Of course I’ve rather dramatically shortened the reasoning in the article, but the fact remains that it is filled with “could be interpreted as” and “this suggests” and “it ought to have been” — a lot of speculation, driven by expectation and theory.
While I’m skeptical about the reliability of the conclusions in Shipman’s article, I do believe that the criticism of evolutionary psychology that it isn’t really science has been too broadly applied. I have a lot of sympathy for the idea that we share a single human nature, the result of sharing a single human anatomy. But that sympathy is based much more on neuroscience than it is on natural history museum dioramas.
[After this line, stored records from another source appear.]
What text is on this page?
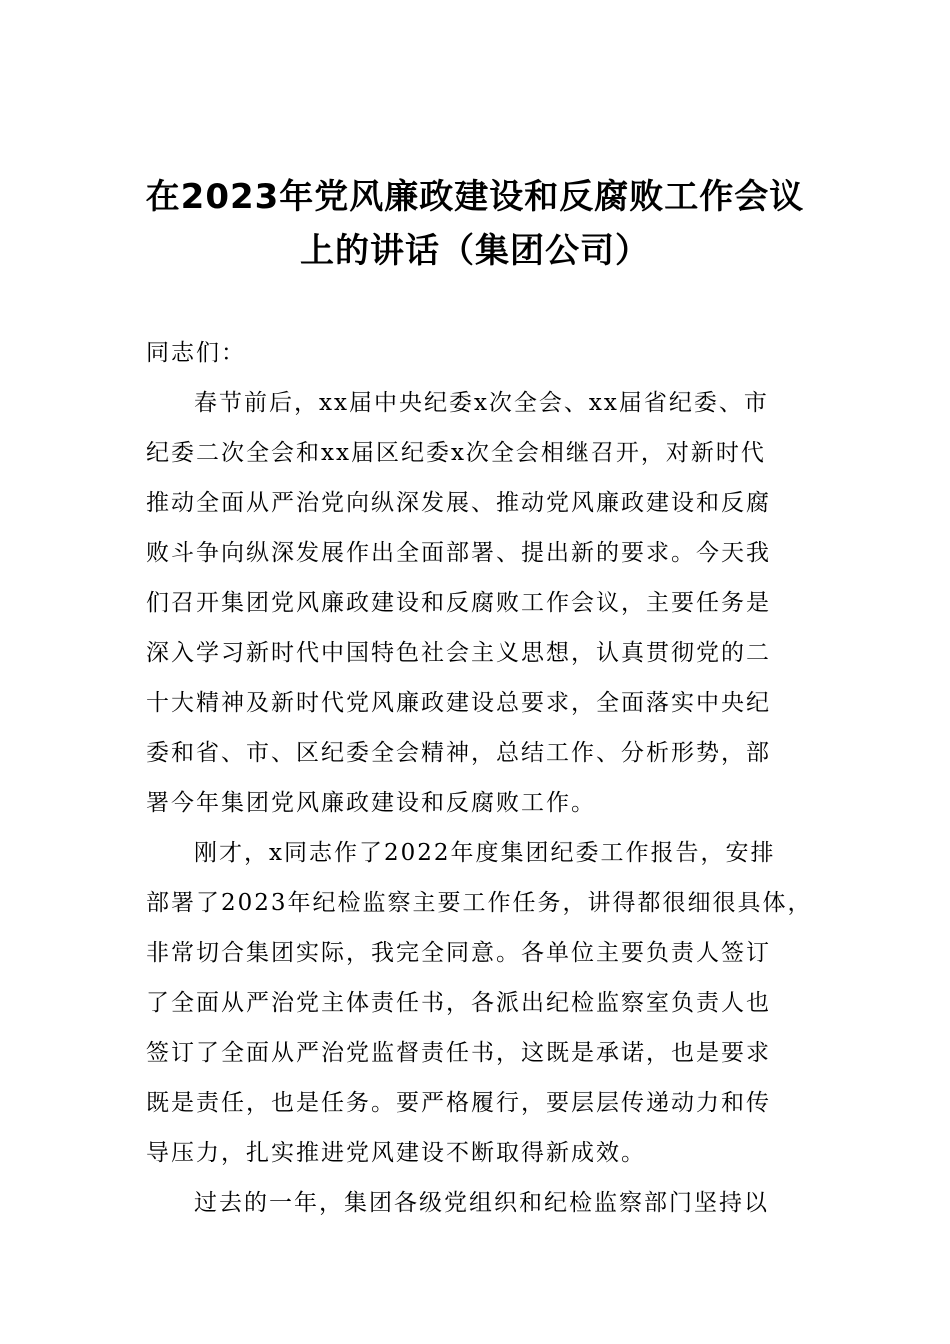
在2023年党风廉政建设和反腐败工作会议
上的讲话（集团公司）

同志们：

春节前后，xx届中央纪委x次全会、xx届省纪委、市
纪委二次全会和xx届区纪委x次全会相继召开，对新时代
推动全面从严治党向纵深发展、推动党风廉政建设和反腐
败斗争向纵深发展作出全面部署、提出新的要求。今天我
们召开集团党风廉政建设和反腐败工作会议，主要任务是
深入学习新时代中国特色社会主义思想，认真贯彻党的二
十大精神及新时代党风廉政建设总要求，全面落实中央纪
委和省、市、区纪委全会精神，总结工作、分析形势，部
署今年集团党风廉政建设和反腐败工作。

刚才，x同志作了2022年度集团纪委工作报告，安排
部署了2023年纪检监察主要工作任务，讲得都很细很具体，
非常切合集团实际，我完全同意。各单位主要负责人签订
了全面从严治党主体责任书，各派出纪检监察室负责人也
签订了全面从严治党监督责任书，这既是承诺，也是要求
既是责任，也是任务。要严格履行，要层层传递动力和传
导压力，扎实推进党风建设不断取得新成效。

过去的一年，集团各级党组织和纪检监察部门坚持以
Critics who conflate all kinds of evolutionary studies, the empirical and the interpretive, are, in my view, missing a crucial distinction. And before anyone feels compelled to object, let me concede that there is always a selective and therefore subjective component to empirical investigation. It’s not my intention to argue, as one author who recently objected to my review of his work misstated my position, that “there’s data, and there’s interpretation.” I don’t make that indefensible claim, nor is “the subjectivity of objectivity” my subject. The distinction that I believe needs to be made is that between the measurable and the merely explainable.
The argument over the worth of evolutionary psychology is not new. In 1997, the late Stephen Jay Gould published a criticism of “Darwinism” in The New York Review of Books.
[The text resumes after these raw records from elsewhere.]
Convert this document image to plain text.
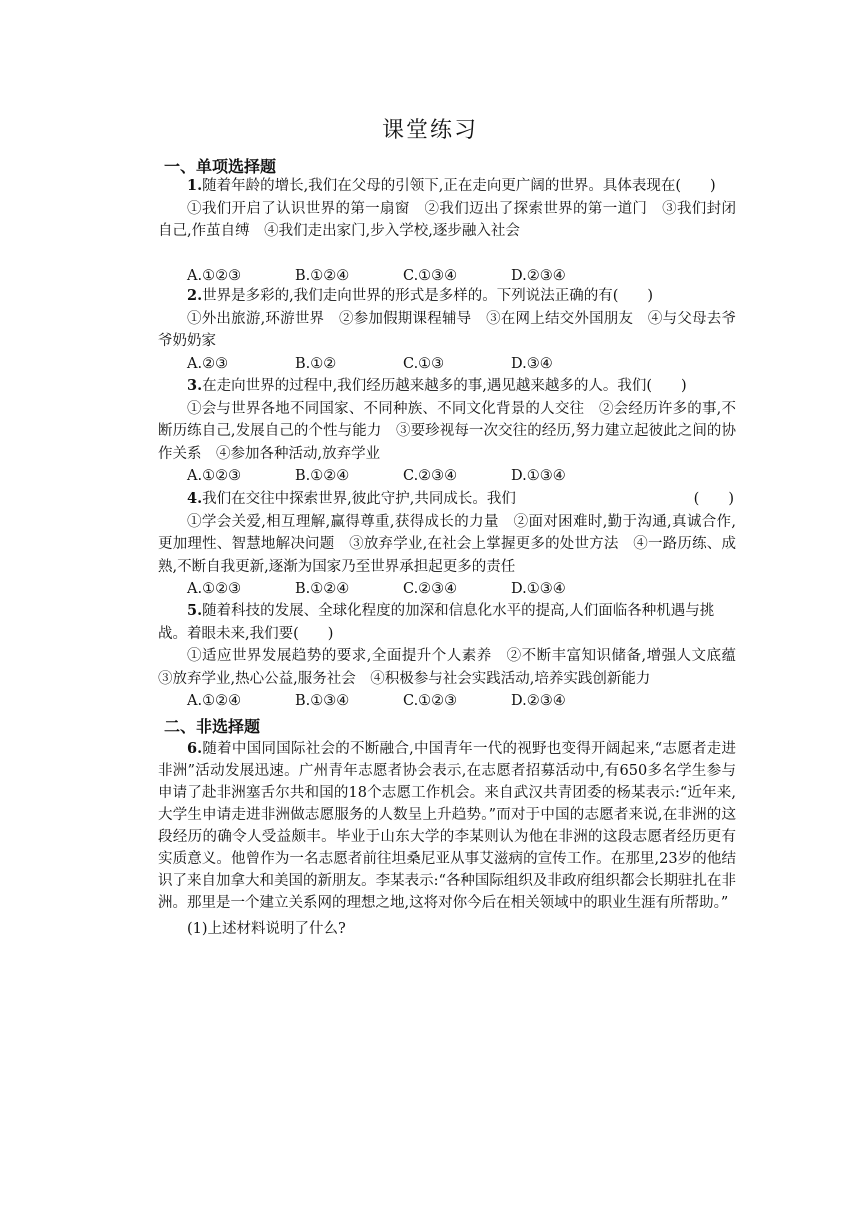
课堂练习
一、单项选择题

1.随着年龄的增长,我们在父母的引领下,正在走向更广阔的世界。具体表现在(　　)

①我们开启了认识世界的第一扇窗　②我们迈出了探索世界的第一道门　③我们封闭自己,作茧自缚　④我们走出家门,步入学校,逐步融入社会

A.①②③	B.①②④	C.①③④	D.②③④

2.世界是多彩的,我们走向世界的形式是多样的。下列说法正确的有(　　)

①外出旅游,环游世界　②参加假期课程辅导　③在网上结交外国朋友　④与父母去爷爷奶奶家

A.②③	B.①②	C.①③	D.③④

3.在走向世界的过程中,我们经历越来越多的事,遇见越来越多的人。我们(　　)

①会与世界各地不同国家、不同种族、不同文化背景的人交往　②会经历许多的事,不断历练自己,发展自己的个性与能力　③要珍视每一次交往的经历,努力建立起彼此之间的协作关系　④参加各种活动,放弃学业

A.①②③	B.①②④	C.②③④	D.①③④

4.我们在交往中探索世界,彼此守护,共同成长。我们	(　　)

①学会关爱,相互理解,赢得尊重,获得成长的力量　②面对困难时,勤于沟通,真诚合作,更加理性、智慧地解决问题　③放弃学业,在社会上掌握更多的处世方法　④一路历练、成熟,不断自我更新,逐渐为国家乃至世界承担起更多的责任

A.①②③	B.①②④	C.②③④	D.①③④

5.随着科技的发展、全球化程度的加深和信息化水平的提高,人们面临各种机遇与挑战。着眼未来,我们要(　　)

①适应世界发展趋势的要求,全面提升个人素养　②不断丰富知识储备,增强人文底蕴　③放弃学业,热心公益,服务社会　④积极参与社会实践活动,培养实践创新能力

A.①②④	B.①③④	C.①②③	D.②③④
二、非选择题

6.随着中国同国际社会的不断融合,中国青年一代的视野也变得开阔起来,“志愿者走进非洲”活动发展迅速。广州青年志愿者协会表示,在志愿者招募活动中,有650多名学生参与申请了赴非洲塞舌尔共和国的18个志愿工作机会。来自武汉共青团委的杨某表示:“近年来,大学生申请走进非洲做志愿服务的人数呈上升趋势。”而对于中国的志愿者来说,在非洲的这段经历的确令人受益颇丰。毕业于山东大学的李某则认为他在非洲的这段志愿者经历更有实质意义。他曾作为一名志愿者前往坦桑尼亚从事艾滋病的宣传工作。在那里,23岁的他结识了来自加拿大和美国的新朋友。李某表示:“各种国际组织及非政府组织都会长期驻扎在非洲。那里是一个建立关系网的理想之地,这将对你今后在相关领域中的职业生涯有所帮助。”

(1)上述材料说明了什么?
A movement of strict constructionism, a self-styled form of Darwinian fundamentalism, has risen to some prominence in a variety of fields … strict constructionists are now engaged in an almost mordantly self-conscious effort to “revolutionize” the study of human behavior along a Darwinian straight and narrow under the name of “evolutionary psychology.”
Evolutionary psychology has been peppered with many criticisms. Others besides Gould have objected to idea that everything in human behaviour is explainable as — and only as — evolutionary adaptation.
Some critics accuse evolutionary psychology of being a form of brute reductionism (and in these post-postmodern days, to disparage any idea, one needs just to add “-ism” to any word to make it negative). Other critics echo the concern mentioned in my earlier article, that since adaptations can’t be studied directly, evolutionary psychology isn’t a “real” science at all, but rather just a subspecies of history.
The best-known version of this criticism is that evolutionary psychology, since its theories can’t be tested directly, is restricted to proffering “just so” stories, explanations which make internal sense but which are not based on real evidence. My unease with Shipman’s “Creature contacts” lies close to this objection.
And yet, at the risk of tediousness, I have to repeat that when cognitive abilities and circumstantial behaviour can be tied to actual physical mechanisms and processes in the brain, evolutionary psychology, acting as a substrate of neuropsychology, has worth, and has something useful to say to us.
It isn’t “reductionism” in any negative sense to investigate the mechanics of thought and behaviour. And it’s not “determinism” in any negative sense to understand that there are anatomical bases to our behaviours.
As I wrote in quite another context, quite some time ago:
A person who smiles with delighted recognition on hearing the opening notes of Tchaikovsky’s Piano Concerto #1 feels exactly the same pleasure whether or not we can understand and can explain — quite a different thing than explain away –all of the physical mechanisms of mind and body that lead to the recognition, the smile, and the pleasure.
I believed it then, and after much reading on the subject since, I believe it now.